Its well know that if a polynomial has Rational coefficients then irrational roots occur in conjugate pairs.
Will it be true for trinomial surds like for example if a polynomial has a root $\sqrt{2}+\sqrt{3}+1$ Then we get a polynomial as
$$x=\sqrt{2}+\sqrt{3}+1$$
$$x-1=\sqrt{2}+\sqrt{3}$$ Squaring both sides
$$x^2-2x+1=5+2\sqrt{6}$$
$$x^2-2x-4=2\sqrt{6}$$ again squaring we get
$$x^4-4x^3-4x^2+16x-8=0$$ will the other root be its rationalizing factor
If one finds the least degree integer polynomial having $c=\sqrt{2}+\sqrt{3}+\sqrt{6}$ as one of its roots [when set to $0$], then that polynomial $p(x)$ turns out to have degree $4.$ Since it has only degree $4$ one would expect that not all eight possible variations on $c$ obtained by changing $0$ or more signs on the three radicals will also be roots of $p(x)=0,$ and indeed one can check that the four roots are $c$ itself (no surprise there) along with the three other roots obtained from $c$ by changing exactly two signs before the three radicals.
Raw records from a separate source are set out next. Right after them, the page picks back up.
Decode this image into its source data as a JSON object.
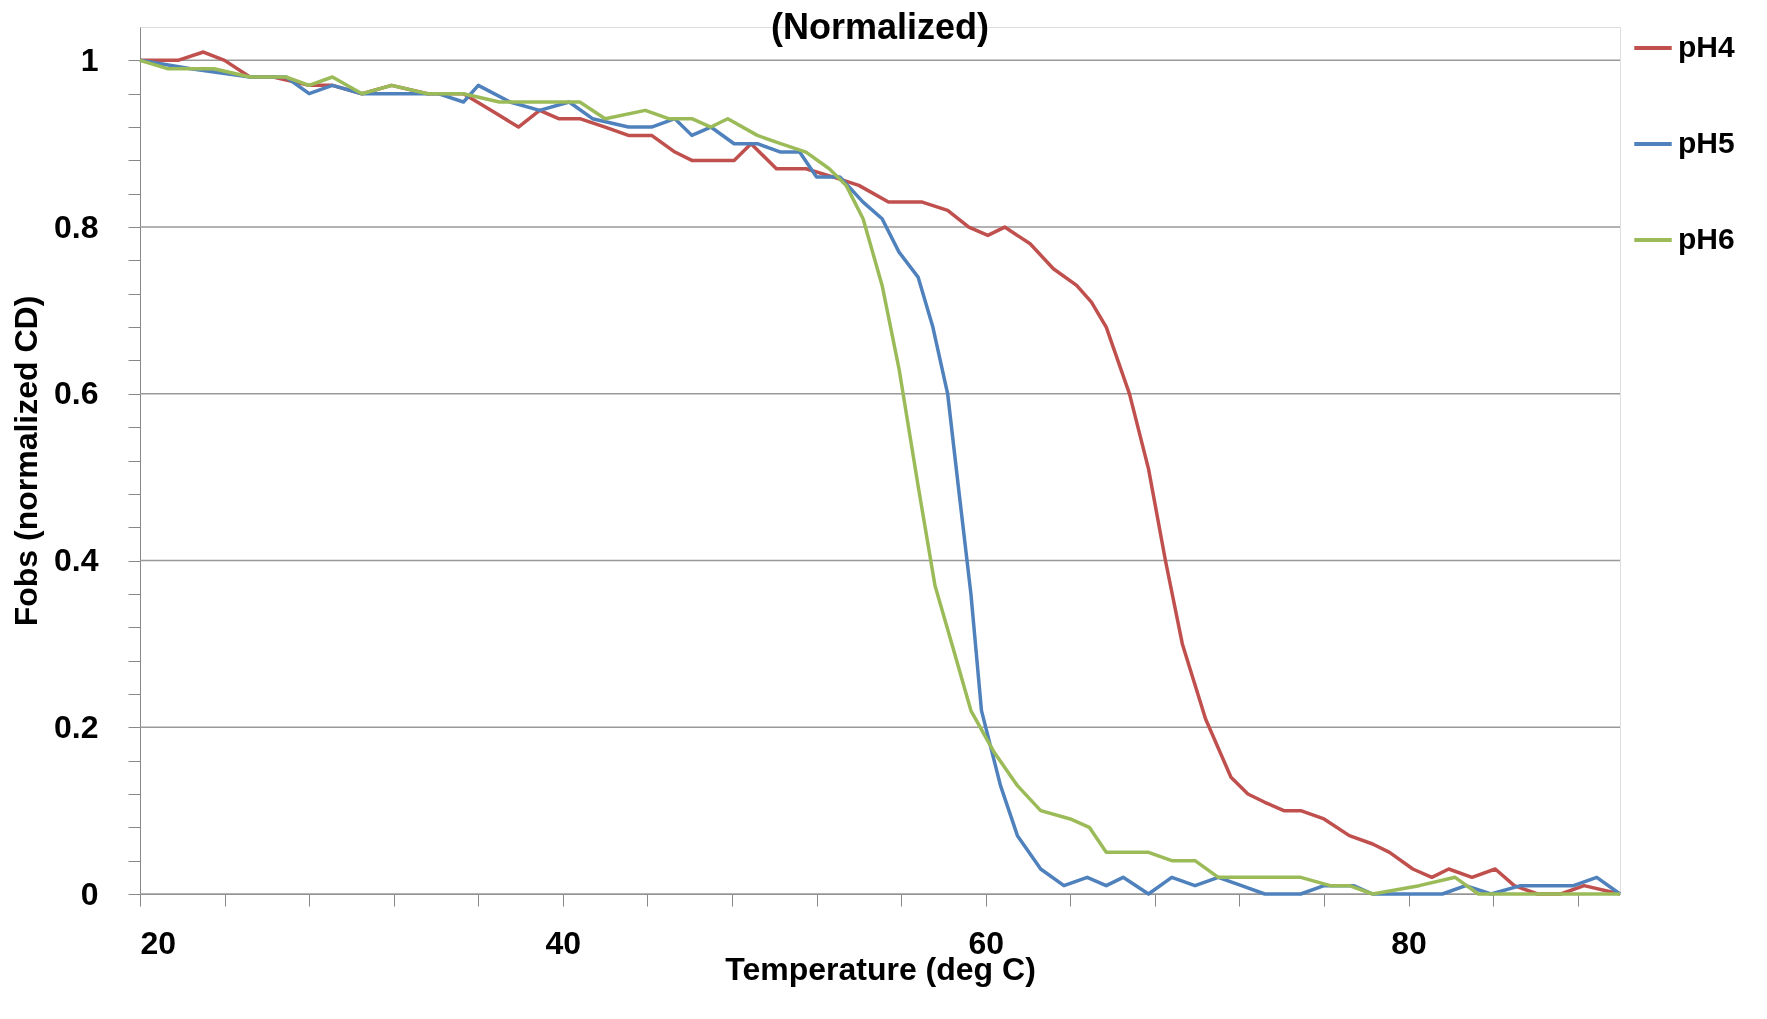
{
  "chart_data": {
    "type": "line",
    "title": "(Normalized)",
    "xlabel": "Temperature (deg C)",
    "ylabel": "Fobs (normalized CD)",
    "xlim": [
      20,
      90
    ],
    "ylim": [
      0,
      1.04
    ],
    "xticks": [
      20,
      {
        "value": 24,
        "label": null
      },
      {
        "value": 28,
        "label": null
      },
      {
        "value": 32,
        "label": null
      },
      {
        "value": 36,
        "label": null
      },
      40,
      {
        "value": 44,
        "label": null
      },
      {
        "value": 48,
        "label": null
      },
      {
        "value": 52,
        "label": null
      },
      {
        "value": 56,
        "label": null
      },
      60,
      {
        "value": 64,
        "label": null
      },
      {
        "value": 68,
        "label": null
      },
      {
        "value": 72,
        "label": null
      },
      {
        "value": 76,
        "label": null
      },
      80,
      {
        "value": 84,
        "label": null
      },
      {
        "value": 88,
        "label": null
      }
    ],
    "yticks": [
      0,
      {
        "value": 0.04,
        "label": null
      },
      {
        "value": 0.08,
        "label": null
      },
      {
        "value": 0.12,
        "label": null
      },
      {
        "value": 0.16,
        "label": null
      },
      0.2,
      {
        "value": 0.24,
        "label": null
      },
      {
        "value": 0.28,
        "label": null
      },
      {
        "value": 0.32,
        "label": null
      },
      {
        "value": 0.36,
        "label": null
      },
      0.4,
      {
        "value": 0.44,
        "label": null
      },
      {
        "value": 0.48,
        "label": null
      },
      {
        "value": 0.52,
        "label": null
      },
      {
        "value": 0.56,
        "label": null
      },
      0.6,
      {
        "value": 0.64,
        "label": null
      },
      {
        "value": 0.68,
        "label": null
      },
      {
        "value": 0.72,
        "label": null
      },
      {
        "value": 0.76,
        "label": null
      },
      0.8,
      {
        "value": 0.84,
        "label": null
      },
      {
        "value": 0.88,
        "label": null
      },
      {
        "value": 0.92,
        "label": null
      },
      {
        "value": 0.96,
        "label": null
      },
      1
    ],
    "grid": "y",
    "legend": "right",
    "marker": "none",
    "line_style": "solid",
    "series": [
      {
        "name": "pH4",
        "color": "#c0504d",
        "x": [
          20,
          21,
          21.8,
          23,
          24,
          25.2,
          26.3,
          28,
          29.1,
          30.5,
          31.9,
          33.6,
          35.3,
          36.6,
          37.9,
          38.9,
          39.8,
          40.8,
          42,
          43.1,
          44.2,
          45.3,
          46.1,
          47,
          48.1,
          48.9,
          50.1,
          51.5,
          52.8,
          54,
          55.4,
          56.2,
          57,
          58.2,
          59.2,
          60.1,
          60.9,
          62.1,
          63.2,
          64.3,
          65,
          65.7,
          66.8,
          67.7,
          68.5,
          69.3,
          70.4,
          71.6,
          72.4,
          73.2,
          74.1,
          74.9,
          76,
          77.2,
          78.3,
          79.1,
          80.2,
          81.1,
          81.9,
          83,
          84.1,
          85,
          86.1,
          87.2,
          88.3,
          90
        ],
        "values": [
          1,
          1.0,
          1.0,
          1.01,
          1.0,
          0.98,
          0.98,
          0.97,
          0.97,
          0.96,
          0.97,
          0.96,
          0.96,
          0.94,
          0.92,
          0.94,
          0.93,
          0.93,
          0.92,
          0.91,
          0.91,
          0.89,
          0.88,
          0.88,
          0.88,
          0.9,
          0.87,
          0.87,
          0.86,
          0.85,
          0.83,
          0.83,
          0.83,
          0.82,
          0.8,
          0.79,
          0.8,
          0.78,
          0.75,
          0.73,
          0.71,
          0.68,
          0.6,
          0.51,
          0.4,
          0.3,
          0.21,
          0.14,
          0.12,
          0.11,
          0.1,
          0.1,
          0.09,
          0.07,
          0.06,
          0.05,
          0.03,
          0.02,
          0.03,
          0.02,
          0.03,
          0.01,
          0,
          0,
          0.01,
          0
        ]
      },
      {
        "name": "pH5",
        "color": "#4f81bd",
        "x": [
          20,
          22.4,
          25.2,
          26.9,
          28,
          29.1,
          30.5,
          32.5,
          34.1,
          35.3,
          36,
          37.5,
          38.9,
          40.3,
          41.4,
          43.1,
          44.2,
          45.3,
          46.1,
          47,
          48.1,
          49.2,
          50.3,
          51.2,
          52,
          53.1,
          54.2,
          55.1,
          55.9,
          56.8,
          57.5,
          58.2,
          58.7,
          59.3,
          59.8,
          60.7,
          61.5,
          62.6,
          63.7,
          64.8,
          65.7,
          66.5,
          67.7,
          68.8,
          69.9,
          71,
          72.1,
          73.2,
          74.9,
          76,
          77.4,
          78.3,
          81.6,
          82.7,
          83.9,
          85.3,
          86.4,
          87.8,
          88.9,
          90
        ],
        "values": [
          1,
          0.99,
          0.98,
          0.98,
          0.96,
          0.97,
          0.96,
          0.96,
          0.96,
          0.95,
          0.97,
          0.95,
          0.94,
          0.95,
          0.93,
          0.92,
          0.92,
          0.93,
          0.91,
          0.92,
          0.9,
          0.9,
          0.89,
          0.89,
          0.86,
          0.86,
          0.83,
          0.81,
          0.77,
          0.74,
          0.68,
          0.6,
          0.49,
          0.36,
          0.22,
          0.13,
          0.07,
          0.03,
          0.01,
          0.02,
          0.01,
          0.02,
          0,
          0.02,
          0.01,
          0.02,
          0.01,
          0,
          0,
          0.01,
          0.01,
          0,
          0,
          0.01,
          0,
          0.01,
          0.01,
          0.01,
          0.02,
          0
        ]
      },
      {
        "name": "pH6",
        "color": "#9bbb59",
        "x": [
          20,
          21.3,
          23.5,
          25.2,
          26.9,
          28,
          29.1,
          30.5,
          31.9,
          33.6,
          35.3,
          37,
          38,
          39.7,
          40.8,
          42,
          43.9,
          45,
          46.1,
          47,
          47.8,
          49.2,
          50.3,
          51.5,
          52.6,
          53.4,
          54.2,
          55.1,
          55.9,
          56.8,
          57.6,
          58.4,
          59.3,
          60.4,
          61.5,
          62.6,
          64,
          64.9,
          65.7,
          66.5,
          67.7,
          68.8,
          69.9,
          71,
          72.1,
          73.2,
          74.9,
          76.3,
          77.2,
          78.3,
          80.5,
          82.2,
          83.3,
          90
        ],
        "values": [
          1,
          0.99,
          0.99,
          0.98,
          0.98,
          0.97,
          0.98,
          0.96,
          0.97,
          0.96,
          0.96,
          0.95,
          0.95,
          0.95,
          0.95,
          0.93,
          0.94,
          0.93,
          0.93,
          0.92,
          0.93,
          0.91,
          0.9,
          0.89,
          0.87,
          0.85,
          0.81,
          0.73,
          0.63,
          0.49,
          0.37,
          0.3,
          0.22,
          0.17,
          0.13,
          0.1,
          0.09,
          0.08,
          0.05,
          0.05,
          0.05,
          0.04,
          0.04,
          0.02,
          0.02,
          0.02,
          0.02,
          0.01,
          0.01,
          0,
          0.01,
          0.02,
          0,
          0
        ]
      }
    ]
  }
}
So in general, if one defines a conjugate of a surd as anything obtained by changing one or more signs before the radicals, the results may or may not be zeros of the starting polynomial generated from the initial surd.
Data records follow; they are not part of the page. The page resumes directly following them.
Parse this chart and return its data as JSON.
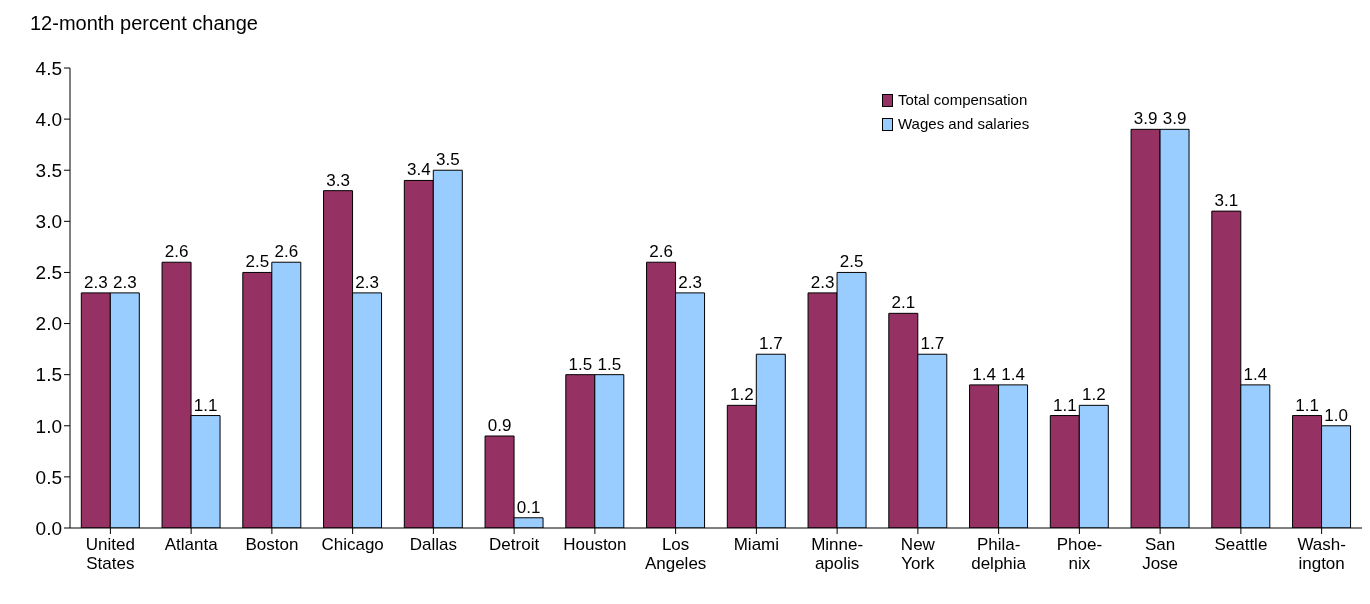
{
  "chart_data": {
    "type": "bar",
    "ylabel": "12-month percent change",
    "categories": [
      "United\nStates",
      "Atlanta",
      "Boston",
      "Chicago",
      "Dallas",
      "Detroit",
      "Houston",
      "Los\nAngeles",
      "Miami",
      "Minne-\napolis",
      "New\nYork",
      "Phila-\ndelphia",
      "Phoe-\nnix",
      "San\nJose",
      "Seattle",
      "Wash-\nington"
    ],
    "series": [
      {
        "name": "Total compensation",
        "color": "#953163",
        "values": [
          2.3,
          2.6,
          2.5,
          3.3,
          3.4,
          0.9,
          1.5,
          2.6,
          1.2,
          2.3,
          2.1,
          1.4,
          1.1,
          3.9,
          3.1,
          1.1
        ],
        "value_labels": [
          "2.3",
          "2.6",
          "2.5",
          "3.3",
          "3.4",
          "0.9",
          "1.5",
          "2.6",
          "1.2",
          "2.3",
          "2.1",
          "1.4",
          "1.1",
          "3.9",
          "3.1",
          "1.1"
        ]
      },
      {
        "name": "Wages and salaries",
        "color": "#99ccff",
        "values": [
          2.3,
          1.1,
          2.6,
          2.3,
          3.5,
          0.1,
          1.5,
          2.3,
          1.7,
          2.5,
          1.7,
          1.4,
          1.2,
          3.9,
          1.4,
          1.0
        ],
        "value_labels": [
          "2.3",
          "1.1",
          "2.6",
          "2.3",
          "3.5",
          "0.1",
          "1.5",
          "2.3",
          "1.7",
          "2.5",
          "1.7",
          "1.4",
          "1.2",
          "3.9",
          "1.4",
          "1.0"
        ]
      }
    ],
    "ylim": [
      0,
      4.5
    ],
    "yticks": [
      {
        "value": 0,
        "label": "0.0"
      },
      {
        "value": 0.5,
        "label": "0.5"
      },
      {
        "value": 1,
        "label": "1.0"
      },
      {
        "value": 1.5,
        "label": "1.5"
      },
      {
        "value": 2,
        "label": "2.0"
      },
      {
        "value": 2.5,
        "label": "2.5"
      },
      {
        "value": 3,
        "label": "3.0"
      },
      {
        "value": 3.5,
        "label": "3.5"
      },
      {
        "value": 4,
        "label": "4.0"
      },
      {
        "value": 4.5,
        "label": "4.5"
      }
    ],
    "legend": "top right"
  }
}
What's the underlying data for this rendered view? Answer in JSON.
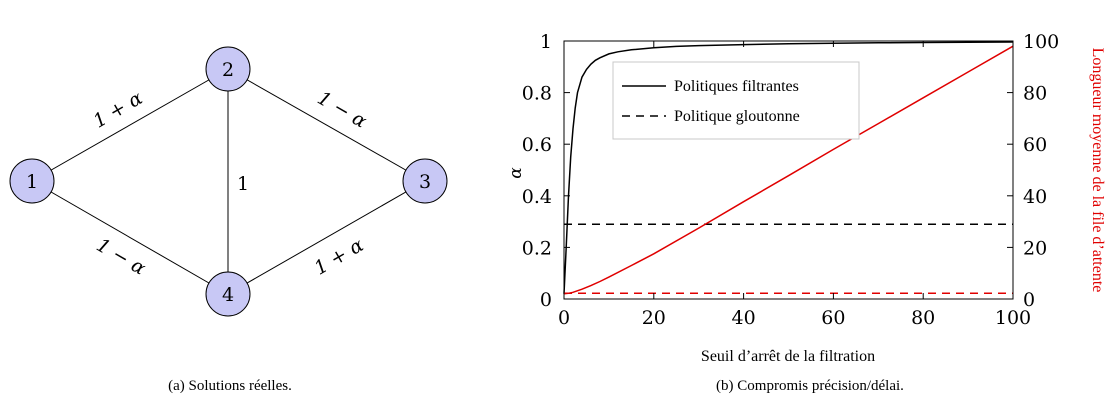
{
  "graph": {
    "nodes": [
      "1",
      "2",
      "3",
      "4"
    ],
    "edges": [
      {
        "from": "1",
        "to": "2",
        "label": "1 + α"
      },
      {
        "from": "2",
        "to": "3",
        "label": "1 − α"
      },
      {
        "from": "1",
        "to": "4",
        "label": "1 − α"
      },
      {
        "from": "4",
        "to": "3",
        "label": "1 + α"
      },
      {
        "from": "2",
        "to": "4",
        "label": "1"
      }
    ],
    "node_color": "#c8c8f5",
    "caption": "(a) Solutions réelles."
  },
  "chart_data": {
    "type": "line",
    "xlabel": "Seuil d’arrêt de la filtration",
    "ylabel": "α",
    "y2label": "Longueur moyenne de la file d’attente",
    "xlim": [
      0,
      100
    ],
    "ylim": [
      0,
      1
    ],
    "y2lim": [
      0,
      100
    ],
    "xticks": [
      "0",
      "20",
      "40",
      "60",
      "80",
      "100"
    ],
    "yticks": [
      "0",
      "0.2",
      "0.4",
      "0.6",
      "0.8",
      "1"
    ],
    "y2ticks": [
      "0",
      "20",
      "40",
      "60",
      "80",
      "100"
    ],
    "grid": false,
    "legend": {
      "position": "upper-right",
      "entries": [
        "Politiques filtrantes",
        "Politique gloutonne"
      ]
    },
    "series": [
      {
        "name": "Politiques filtrantes",
        "axis": "left",
        "color": "#000000",
        "dash": "solid",
        "x": [
          0,
          0.5,
          1,
          1.5,
          2,
          2.5,
          3,
          4,
          5,
          6,
          7,
          8,
          10,
          12,
          15,
          20,
          25,
          30,
          40,
          50,
          60,
          70,
          80,
          90,
          100
        ],
        "y": [
          0.02,
          0.2,
          0.4,
          0.55,
          0.66,
          0.74,
          0.8,
          0.86,
          0.89,
          0.91,
          0.925,
          0.935,
          0.95,
          0.958,
          0.966,
          0.974,
          0.979,
          0.982,
          0.986,
          0.989,
          0.991,
          0.993,
          0.994,
          0.995,
          0.996
        ]
      },
      {
        "name": "Politique gloutonne",
        "axis": "left",
        "color": "#000000",
        "dash": "dashed",
        "x": [
          0,
          100
        ],
        "y": [
          0.29,
          0.29
        ]
      },
      {
        "axis": "right",
        "color": "#e00000",
        "dash": "solid",
        "x": [
          0,
          1,
          2,
          4,
          6,
          8,
          10,
          15,
          20,
          30,
          40,
          50,
          60,
          70,
          80,
          90,
          100
        ],
        "y": [
          2,
          2.2,
          2.6,
          3.8,
          5.2,
          6.8,
          8.5,
          13,
          17.5,
          27.5,
          37.7,
          47.8,
          58,
          68,
          78,
          88,
          98
        ]
      },
      {
        "axis": "right",
        "color": "#e00000",
        "dash": "dashed",
        "x": [
          0,
          100
        ],
        "y": [
          2.2,
          2.2
        ]
      }
    ],
    "caption": "(b) Compromis précision/délai."
  }
}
I also looked at the case of $c'=\sqrt{2}+\sqrt{3}+\sqrt{5}$ in the same way; this time the least degree polynomial $q(x)$ for $c'$ turns out to have degree $8,$ and a check reveals that here all eight "conjugates" obtained from $c'$ by changing zero or more signs are roots of $q(x)=0.$
Though I'm not really up on the topic, I think the relevant thing to look at for this question is Galois Theory.